Why do we need consensus?
Consensus is a method for coming to agreement over a shared state. In order for the state of the blockchain to continue to build and move forward, all nodes in the network must agree and come to consensus. It is the way that the nodes in a decentralized network are able to stay synced with each other. Without consensus for the decentralized network of nodes in a blockchain, there is no way to ensure that the state one node believes is true will be shared by the other nodes. Consensus aims to provide the objective view of the state amid participants which each have their own subjective views of the network. It is the process by which these nodes communicate and come to agreement, and are able to build new blocks.
What are PoW and PoS?
Proof of Work (PoW) and Proof of Stake (PoS) have been used as short hand to refer to consensus mechanisms of blockchains, but that does not capture the full picture.
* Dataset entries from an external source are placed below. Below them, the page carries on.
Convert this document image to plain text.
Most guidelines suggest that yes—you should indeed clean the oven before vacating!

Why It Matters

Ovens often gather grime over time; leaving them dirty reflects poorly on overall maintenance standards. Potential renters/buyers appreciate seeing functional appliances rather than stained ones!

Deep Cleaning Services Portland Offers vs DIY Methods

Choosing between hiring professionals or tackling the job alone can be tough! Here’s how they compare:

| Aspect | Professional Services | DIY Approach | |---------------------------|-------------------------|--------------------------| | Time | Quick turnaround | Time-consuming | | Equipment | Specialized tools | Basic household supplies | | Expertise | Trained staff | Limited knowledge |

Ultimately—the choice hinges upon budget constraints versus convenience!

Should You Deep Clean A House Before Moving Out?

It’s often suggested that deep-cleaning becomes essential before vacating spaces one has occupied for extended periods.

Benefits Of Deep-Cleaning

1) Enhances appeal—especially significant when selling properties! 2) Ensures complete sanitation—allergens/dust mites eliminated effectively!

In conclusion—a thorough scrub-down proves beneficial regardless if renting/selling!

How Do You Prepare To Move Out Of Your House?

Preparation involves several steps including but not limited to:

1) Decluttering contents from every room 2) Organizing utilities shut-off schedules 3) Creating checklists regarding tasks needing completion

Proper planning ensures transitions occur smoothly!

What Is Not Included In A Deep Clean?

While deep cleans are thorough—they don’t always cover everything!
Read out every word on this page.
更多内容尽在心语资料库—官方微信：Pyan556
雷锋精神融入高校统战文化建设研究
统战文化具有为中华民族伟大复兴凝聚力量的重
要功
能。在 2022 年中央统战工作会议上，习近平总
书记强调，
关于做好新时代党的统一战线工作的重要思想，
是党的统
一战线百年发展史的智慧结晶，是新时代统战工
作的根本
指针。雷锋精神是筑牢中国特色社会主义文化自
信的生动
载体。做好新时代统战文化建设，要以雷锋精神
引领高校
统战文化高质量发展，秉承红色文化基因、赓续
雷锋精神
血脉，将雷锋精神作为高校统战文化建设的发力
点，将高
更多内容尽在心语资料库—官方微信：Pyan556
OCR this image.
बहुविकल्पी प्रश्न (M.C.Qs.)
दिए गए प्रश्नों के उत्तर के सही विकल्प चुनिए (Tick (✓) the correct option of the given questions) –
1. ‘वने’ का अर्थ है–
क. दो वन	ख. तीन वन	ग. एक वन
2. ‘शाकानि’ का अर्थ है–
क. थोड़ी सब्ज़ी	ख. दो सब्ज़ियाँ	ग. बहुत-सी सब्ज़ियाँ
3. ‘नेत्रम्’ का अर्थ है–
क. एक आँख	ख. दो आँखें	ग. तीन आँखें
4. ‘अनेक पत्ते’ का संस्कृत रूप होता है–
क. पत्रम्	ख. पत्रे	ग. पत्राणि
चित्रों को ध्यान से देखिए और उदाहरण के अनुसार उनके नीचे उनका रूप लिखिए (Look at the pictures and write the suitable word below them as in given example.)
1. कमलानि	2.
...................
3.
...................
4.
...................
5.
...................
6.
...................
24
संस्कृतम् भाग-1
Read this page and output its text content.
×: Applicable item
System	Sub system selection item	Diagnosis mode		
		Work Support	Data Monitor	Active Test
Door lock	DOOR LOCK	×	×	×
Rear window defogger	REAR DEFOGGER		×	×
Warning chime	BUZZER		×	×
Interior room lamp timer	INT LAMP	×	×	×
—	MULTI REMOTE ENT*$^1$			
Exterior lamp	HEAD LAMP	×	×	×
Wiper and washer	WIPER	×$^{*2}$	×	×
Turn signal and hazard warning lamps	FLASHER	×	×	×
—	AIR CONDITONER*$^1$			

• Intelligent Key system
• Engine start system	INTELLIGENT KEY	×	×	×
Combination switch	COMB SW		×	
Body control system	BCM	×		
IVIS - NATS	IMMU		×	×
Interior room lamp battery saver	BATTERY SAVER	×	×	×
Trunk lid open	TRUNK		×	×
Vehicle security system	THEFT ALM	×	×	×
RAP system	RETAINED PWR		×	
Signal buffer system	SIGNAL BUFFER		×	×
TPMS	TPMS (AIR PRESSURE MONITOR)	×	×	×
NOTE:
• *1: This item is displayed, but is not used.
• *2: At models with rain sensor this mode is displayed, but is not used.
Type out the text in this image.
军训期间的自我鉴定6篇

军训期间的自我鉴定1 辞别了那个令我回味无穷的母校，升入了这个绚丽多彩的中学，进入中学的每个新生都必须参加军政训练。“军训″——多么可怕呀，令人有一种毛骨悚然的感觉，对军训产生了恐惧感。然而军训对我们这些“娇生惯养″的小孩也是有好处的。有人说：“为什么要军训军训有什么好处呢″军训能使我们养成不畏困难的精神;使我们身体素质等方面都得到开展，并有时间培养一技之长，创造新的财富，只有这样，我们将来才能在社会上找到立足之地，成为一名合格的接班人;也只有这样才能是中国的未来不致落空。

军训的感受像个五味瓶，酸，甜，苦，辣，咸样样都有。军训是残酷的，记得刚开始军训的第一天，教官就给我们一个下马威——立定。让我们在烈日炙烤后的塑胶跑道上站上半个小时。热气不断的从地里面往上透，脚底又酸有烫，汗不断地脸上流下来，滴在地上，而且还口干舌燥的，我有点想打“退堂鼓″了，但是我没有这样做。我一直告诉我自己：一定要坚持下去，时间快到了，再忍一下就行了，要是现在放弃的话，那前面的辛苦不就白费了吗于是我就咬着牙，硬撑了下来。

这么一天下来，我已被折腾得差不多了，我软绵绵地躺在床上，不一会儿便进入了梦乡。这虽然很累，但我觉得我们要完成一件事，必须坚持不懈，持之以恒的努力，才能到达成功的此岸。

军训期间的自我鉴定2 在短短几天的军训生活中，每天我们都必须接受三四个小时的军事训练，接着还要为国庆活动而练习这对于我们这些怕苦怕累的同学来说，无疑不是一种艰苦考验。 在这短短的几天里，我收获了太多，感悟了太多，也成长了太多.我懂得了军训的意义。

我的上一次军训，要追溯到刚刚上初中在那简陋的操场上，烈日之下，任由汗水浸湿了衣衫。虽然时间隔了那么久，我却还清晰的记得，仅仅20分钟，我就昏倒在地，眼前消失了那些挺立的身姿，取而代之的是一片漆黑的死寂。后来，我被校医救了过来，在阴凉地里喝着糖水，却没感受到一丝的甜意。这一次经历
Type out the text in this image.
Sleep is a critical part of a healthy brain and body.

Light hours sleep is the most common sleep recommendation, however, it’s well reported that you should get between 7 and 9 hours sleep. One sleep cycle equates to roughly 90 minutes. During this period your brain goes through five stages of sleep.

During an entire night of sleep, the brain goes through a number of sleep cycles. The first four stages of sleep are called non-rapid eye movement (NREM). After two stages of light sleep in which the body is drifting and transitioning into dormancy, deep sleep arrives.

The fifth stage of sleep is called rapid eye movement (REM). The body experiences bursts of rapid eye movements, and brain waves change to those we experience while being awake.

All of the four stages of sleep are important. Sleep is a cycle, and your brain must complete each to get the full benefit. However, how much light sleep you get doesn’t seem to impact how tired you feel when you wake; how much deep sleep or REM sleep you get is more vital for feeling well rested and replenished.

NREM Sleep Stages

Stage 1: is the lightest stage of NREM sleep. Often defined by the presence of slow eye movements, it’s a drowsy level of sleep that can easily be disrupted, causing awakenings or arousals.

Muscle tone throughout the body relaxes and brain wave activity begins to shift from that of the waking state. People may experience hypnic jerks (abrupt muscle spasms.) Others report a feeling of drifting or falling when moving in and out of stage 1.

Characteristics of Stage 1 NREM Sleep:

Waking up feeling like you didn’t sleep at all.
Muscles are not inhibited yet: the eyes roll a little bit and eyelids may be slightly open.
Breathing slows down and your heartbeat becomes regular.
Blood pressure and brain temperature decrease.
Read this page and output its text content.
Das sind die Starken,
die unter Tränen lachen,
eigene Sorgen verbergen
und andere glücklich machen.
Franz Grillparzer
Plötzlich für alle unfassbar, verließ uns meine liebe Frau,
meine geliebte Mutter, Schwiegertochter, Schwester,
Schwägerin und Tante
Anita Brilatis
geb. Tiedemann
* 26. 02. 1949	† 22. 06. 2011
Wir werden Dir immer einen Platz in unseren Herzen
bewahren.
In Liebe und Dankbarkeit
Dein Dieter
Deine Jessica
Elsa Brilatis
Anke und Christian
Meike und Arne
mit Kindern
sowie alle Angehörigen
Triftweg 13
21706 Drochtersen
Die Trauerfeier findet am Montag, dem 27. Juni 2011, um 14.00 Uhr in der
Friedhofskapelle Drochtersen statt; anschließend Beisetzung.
PoW is the method for agreeing on a block author and part of the fuller Nakamoto consensus that also encompasses a chain selection algorithm (longest chain rule in Bitcoin). Similarly, PoS is a set of rules for selecting the validator set and does not specify a chain selection rule or how a chain might reach finality. PoS algorithms have traditionally been paired with an algorithm for coming to Byzantine agreement between nodes. For example, Tendermint is a practical Byzantine fault tolerant algorithm which uses PoS as its validator set selection method.
Why not Proof of Work?
Although simple and effective in coming to a decentralized consensus, proof of work consensus consumes an incredible amount of energy, has no economic or provable finality, and has no effective strategy in resisting cartels.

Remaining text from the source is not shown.